CustomDesigned writes "AP news has a story on how the new proprietary voting machines for Palm County, FL are working (or not). It seems that voters are complaining that their votes weren't taken. The company claims that the machines are "self auditing", but won't say how they are "audited". The loser of a mayoral race is suing for a review of now the machines work. But doing so voids the warranty, so the election supervisor won't allow it. So, nobody knows how the machines work, but as long as we don't try to find out, the company "guarantees" that they do - whether they seem to or not. I don't expect are problems this fall, do you?" After the debacle, there was lot of noise about electronic voting systems, even ones which use open-source software and were thus completely auditable. Absolutely none of that talk has made it into practice.

2 of 336 comments (clear)

  1. Well by RetiefUnwound · · Score: 5, Interesting

    The obvious question is:

    How can voters be expected to trust a voting mechanism when there is no accountability? I don't give two sh*ts about the machine being proprietary. If the machine's method cannot be audited publicly it has NO business being used for any public business.

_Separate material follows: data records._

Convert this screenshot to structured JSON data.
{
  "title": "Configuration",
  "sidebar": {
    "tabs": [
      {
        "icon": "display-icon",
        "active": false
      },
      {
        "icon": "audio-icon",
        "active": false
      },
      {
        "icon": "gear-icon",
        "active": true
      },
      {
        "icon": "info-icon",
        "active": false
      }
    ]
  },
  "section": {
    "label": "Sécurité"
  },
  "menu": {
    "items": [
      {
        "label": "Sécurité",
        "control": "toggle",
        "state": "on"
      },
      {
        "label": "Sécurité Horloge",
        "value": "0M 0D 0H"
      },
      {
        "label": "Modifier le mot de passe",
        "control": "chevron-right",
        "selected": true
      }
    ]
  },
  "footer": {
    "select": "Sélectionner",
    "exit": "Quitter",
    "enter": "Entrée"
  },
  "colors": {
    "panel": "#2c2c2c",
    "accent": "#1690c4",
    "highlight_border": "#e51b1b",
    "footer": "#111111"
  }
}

    Whoever orchestrated the purchase of these machines: a) has no business in office, and b) probably got a kickback from the manufacturer.

    (Yeah I'm cynical. It's a hobby.)

    --
    "Nothing is so important that you cannot make fun of it." -Clarke
  2. I don't get it by jeti · · Score: 5, Interesting

    Over in Germany, we have something that works flawlessly. Paper and pen. The forms are counted manually and the results are faxed from the local offices.

    And how long does it take to get the results? We can usually vote till 6PM and get the results by 11PM on the same day. There are only 70 million Germans, but I don't see why this shouldn't scale up.